Cada palabra parecía luchar contra su cuerpo. La voz no tenía potencia, pero sí una solemnidad desgarradora. Y eso lo convirtió en viral. En pocos minutos, su rostro fue compartido en miles de cuentas en redes sociales. Algunos lo homenajearon; otros, desde la superficialidad, hicieron memes e insinuaciones crueles sobre su forma de hablar, su gesto pausado, e incluso su sexualidad, ignorando que el cardenal libraba una batalla diaria contra el Parkinson.
Murió en julio de 2018, a los 75 años, en Connecticut, Estados Unidos, donde recibía tratamiento. Hasta sus últimos días, trabajó por el diálogo interreligioso. “Lo que nos amenaza no es el choque de civilizaciones, sino el choque de ignorancias”, repetía.
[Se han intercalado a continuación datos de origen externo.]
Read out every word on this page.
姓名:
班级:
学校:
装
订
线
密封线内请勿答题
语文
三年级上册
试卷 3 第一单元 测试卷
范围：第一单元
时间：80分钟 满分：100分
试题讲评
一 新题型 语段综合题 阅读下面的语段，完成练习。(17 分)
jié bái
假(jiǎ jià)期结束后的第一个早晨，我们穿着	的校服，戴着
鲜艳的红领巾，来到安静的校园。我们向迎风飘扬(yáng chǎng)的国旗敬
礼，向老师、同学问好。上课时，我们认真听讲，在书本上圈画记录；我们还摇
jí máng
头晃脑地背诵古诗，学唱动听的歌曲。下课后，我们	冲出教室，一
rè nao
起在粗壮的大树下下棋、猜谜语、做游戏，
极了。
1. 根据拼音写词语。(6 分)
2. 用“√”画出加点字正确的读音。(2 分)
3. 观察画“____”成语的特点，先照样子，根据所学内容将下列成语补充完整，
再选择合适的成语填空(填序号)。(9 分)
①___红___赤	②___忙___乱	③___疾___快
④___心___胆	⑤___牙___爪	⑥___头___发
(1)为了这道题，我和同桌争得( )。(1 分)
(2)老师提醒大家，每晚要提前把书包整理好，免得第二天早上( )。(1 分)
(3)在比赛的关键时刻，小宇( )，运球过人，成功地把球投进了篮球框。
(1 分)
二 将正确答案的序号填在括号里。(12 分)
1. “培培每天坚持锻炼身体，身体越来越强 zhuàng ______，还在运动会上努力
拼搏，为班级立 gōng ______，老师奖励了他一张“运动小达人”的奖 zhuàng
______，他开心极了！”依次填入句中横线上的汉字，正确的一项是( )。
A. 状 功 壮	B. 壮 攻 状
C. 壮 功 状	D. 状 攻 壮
Era un convencido de que el conocimiento mutuo es el único antídoto contra el fanatismo. En 2015 visitó Argentina para un Congreso Islamo-Católico, y poco antes de morir viajó a Arabia Saudita, fiel a su lucha por la convivencia entre religiones.
Quienes lo conocieron destacan que Tauran no buscaba brillar, sino servir. Era un diplomático al servicio de la fe, con la templanza de un monje y el coraje de un enfermo que nunca se rindió. Benedicto XVI lo nombró para tareas clave, y el Papa Francisco lo respetó profundamente. En 2014, lo eligió como Camarlengo, depositándole la confianza de custodiar el trono de Pedro en caso de fallecimiento del Pontífice.
Para muchos, Jean-Louis Tauran fue un símbolo de debilidad. Pero para quienes entendieron la dimensión espiritual de aquel momento, fue todo lo contrario: un ejemplo de fortaleza verdadera, de valentía en la fragilidad. Frente a millones de fieles, con su voz casi deshaciéndose en el aire romano, anunció el nuevo rostro del catolicismo. No gritó. No hizo gestos teatrales. Solo habló, desde el fondo del alma. Y esa humanidad profunda quedó grabada para siempre en la historia de la Iglesia.